From March 2014 to May 2016, Chatgilialoglu was appointed as the Director of the Institute of Nanoscience and Nanotechnology at the NCSR “Demokritos” in Athens (Greece) and from May 2015 he served as the vice-president of the NCSR “Demokritos” for one year.

He is the co-founder and President of the company Lipinutragen Srl, which was incorporated in December 2005 as spin-off company officially recognized by the CNR. From February 2019, he has been distinguished as visiting professor at the Center for Advanced Technologies, Adam Mickiewicz University, Poznań.

Dr. Chatgilialoglu is actually the leader of his research group in Bologna at ISOF-CNR. His actual research activities are focused on Free Radical Chemistry with a multidisciplinary approach including structure-reactivity-mechanism studies leading to applications in synthetic methodologies, materials science, and in life sciences.

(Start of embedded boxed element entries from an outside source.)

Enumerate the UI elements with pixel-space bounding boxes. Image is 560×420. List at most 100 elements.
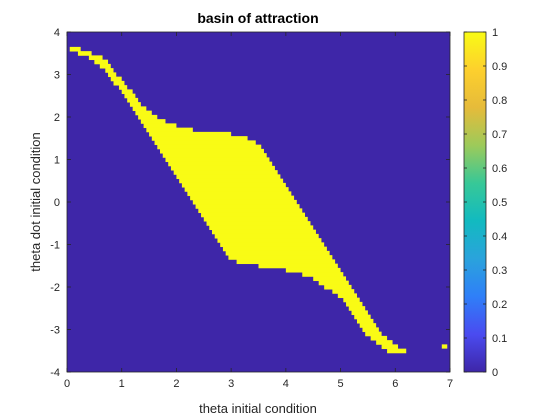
heatmap-cell-row [105,68,114,73]
colorbar-tick-label: 0.6 [492,163,507,175]
heatmap-cell-row [376,340,393,345]
heatmap-cell-row [195,204,300,209]
heatmap-cell-row [222,246,327,252]
heatmap-cell-row [154,140,256,146]
heatmap-cell-row [192,199,297,205]
heatmap-cell-row [214,233,319,239]
heatmap-cell-row [324,284,352,290]
heatmap-cell-row [356,318,374,324]
x-tick-label: 6 [392,378,398,390]
heatmap-cell-row [228,255,333,260]
colorbar-tick-label: 0.1 [492,333,507,345]
y-tick-label: 3 [54,70,60,82]
heatmap-cell-row [108,72,117,78]
heatmap-cell-row [198,208,303,214]
heatmap-cell-row [138,114,158,120]
colorbar-tick-label: 0.5 [492,197,507,209]
heatmap-cell-row [181,182,286,188]
x-tick-label: 7 [447,378,453,390]
heatmap-cell-row [354,314,371,320]
heatmap-cell-row [351,310,368,316]
colorbar-tick-label: 0.9 [492,61,507,73]
heatmap-cell-row [318,280,349,286]
colorbar-tick-label: 0.7 [492,129,507,141]
colorbar [463,31,487,373]
heatmap-cell-row [157,144,262,150]
y-tick-label: -4 [50,367,60,379]
heatmap-cell-row [165,157,270,163]
heatmap-cell-row [346,301,363,307]
heatmap-cell-row [124,93,136,99]
heatmap-cell-row [220,242,325,248]
x-tick-label: 5 [338,378,344,390]
heatmap-cell-row [190,195,295,201]
heatmap-cell-row [135,110,152,116]
heatmap-cell-row [132,106,147,112]
heatmap-cell-isolated [441,344,448,349]
heatmap-cell-row [143,123,177,129]
heatmap-cell-row [209,225,314,231]
y-tick-label: -3 [50,325,60,337]
heatmap-cell-row [69,46,81,52]
heatmap-cell-row [201,212,306,218]
heatmap-cell-row [206,221,311,226]
heatmap-cell-row [170,165,275,171]
heatmap-cell-row [365,331,382,337]
heatmap-cell-row [140,119,166,124]
colorbar-tick-label: 0.8 [492,95,507,107]
y-tick-label: 2 [54,112,60,124]
heatmap-cell-row [332,289,355,294]
y-axis-label: theta dot initial condition [28,132,43,271]
heatmap-cell-row [110,76,122,82]
colorbar-tick-label: 0.2 [492,299,507,311]
heatmap-cell-row [285,267,341,273]
x-tick-label: 3 [228,378,234,390]
heatmap-cell-row [176,174,281,180]
x-axis-label: theta initial condition [199,401,317,416]
heatmap-cell-row [203,216,308,222]
heatmap-cell-row [337,293,357,299]
heatmap-cell-row [302,272,344,277]
heatmap-cell-row [187,191,292,197]
heatmap-cell-row [313,276,347,282]
colorbar-tick-label: 1 [492,27,498,39]
y-tick-label: -1 [50,240,60,252]
heatmap-cell-row [99,63,111,69]
heatmap-cell-row [184,187,289,192]
heatmap-cell-row [359,323,377,328]
heatmap-cell-row [343,297,360,303]
heatmap-cell-row [127,97,139,103]
heatmap-cells [69,46,448,354]
heatmap-cell-row [362,327,379,333]
y-tick-label: -2 [50,282,60,294]
y-axis-ticks: -4 -3 -2 -1 0 1 2 3 4 [50,27,450,379]
heatmap-cell-row [162,153,267,158]
heatmap-cell-row [173,170,278,175]
heatmap-cell-row [370,335,388,341]
x-tick-label: 2 [173,378,179,390]
heatmap-cell-row [217,238,322,243]
x-tick-label: 0 [64,378,70,390]
heatmap-cell-row [151,136,248,141]
heatmap-cell-row [211,229,316,235]
heatmap-cell-row [160,148,264,154]
heatmap-cell-row [387,348,407,354]
heatmap-cell-row [77,51,92,56]
heatmap-cell-row [236,259,336,265]
colorbar-tick-label: 0 [492,367,498,379]
x-tick-label: 4 [283,378,289,390]
heatmap-cell-row [121,89,133,95]
colorbar-tick-label: 0.3 [492,265,507,277]
heatmap-cell-row [258,263,338,269]
y-tick-label: 1 [54,155,60,167]
heatmap-cell-row [168,161,273,167]
heatmap-cell-row [348,306,366,311]
x-tick-label: 1 [119,378,125,390]
heatmap-cell-row [381,344,399,350]
heatmap-cell-row [225,250,330,256]
heatmap-cell-row [113,80,125,86]
heatmap-cell-row [129,102,141,107]
x-axis-ticks: 0 1 2 3 4 5 6 7 [64,32,453,390]
y-tick-label: 0 [54,197,60,209]
colorbar-tick-label: 0.4 [492,231,507,243]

== Research and Innovation ==
His forty-years research activity focuses mainly on free-radical chemistry using an original multidisciplinary approach that, informed by structure-reactivity-mechanism studies, led to applications in synthetic and analytical methodologies, materials science, and in life sciences. He is known for free radical chemistry and molecular mechanisms of cellular stress and related biomarkers.

His work on free radical properties and synthetic strategies has led to the discovery and development of tris(trimethylsilyl)silane as radical-based reducing agent (Fluka prize “Reagent of the Year 1990”) a breakthrough solution to the health and environmental toxicity of chemical reagents. The start and progress of this reagent in free radical chemistry have been presented from time to time in several reviews and books.

The focus on biomimetic radical chemistry have led to the discovery of the process occurring in eukaryotes that bring to the endogenous formation of trans-lipids; He has pioneered the epigenetic role of membrane fatty acids with the innovative approach of fatty acid-based membrane lipidomics, the evaluation of free radical-induced endogenous transformation of trans fatty acids and lipid remodelling in disease conditions. He developed the applicability of this scientific discovery in lipidomics to the market of molecular diagnostics by the foundation of the spin-off company Lipinutragen.

He has contributed the expertise on bioinspired synthetic approaches in the area of nucleic acids has been applied to discoveries in one of the most important processes related to aging and disease: the damaging potential of hydroxyl radical (HO•) toward deoxyribonucleic acid (DNA). He has contributed to understand the DNA damage mechanism leading to purine lesions, and developed the “gold standard” protocol for the accurate quantification of the purine lesions in DNA samples, using LC-MS/MS analysis and isotopomeric internal standards.

== Selected awards and honors ==

- 1989 Director of NATO Advanced Study Institute on Sulfur-Centered Reactive Intermediates in Chemistry and Biology.
- 1990 Visiting Scientist at the University of Basel, Switzerland
- 1990 Fluka prize (Reagent of the Year 1990).
- 1994 Director of NATO Advanced Study Institute on Chemical Synthesis: Gnosis to Prognosis
- 1999 Visiting Scientist at the Russian Academy of Sciences, Ufa and Chernogolovka, Russia
- 1999 Wilsmore Fellow at the University of Melbourne, Australia
- 2000 Guest Professorship at Universitè Pierre et Marie Curie, Paris, France
- 2007 Chair of the COST Action CM0603: Free Radicals in Chemical Biology (06/2007–06/ 2011).
- 2008 Visiting professor at LMU Munich, Germany
- 2009 Guest Professorship at Universitè Pierre et Marie Curie, Paris, France
- 2012 Chair of the COST Action CM01201: Biomimetic Radical Chemistry (12/2012–12/2016).
- 2017 34th IOCF Yoshida Lectureship, Kyoto/Osaka, Japan.

==Publications==
Chatgilialoglu is the author or co-author of more than 300 publications in peer-reviewed journals, more than 35 book chapters, several patents and 9 books. He is the Author of the monograph Organosilanes in Radical Chemistry, Wiley 2004; Co-editor of the Encyclopedia of Radical in Chemistry, Biology and Materials (4 volumes), Wiley 2012; Co-author of Membrane Lipidomics for Personalized Health, Wiley 2015.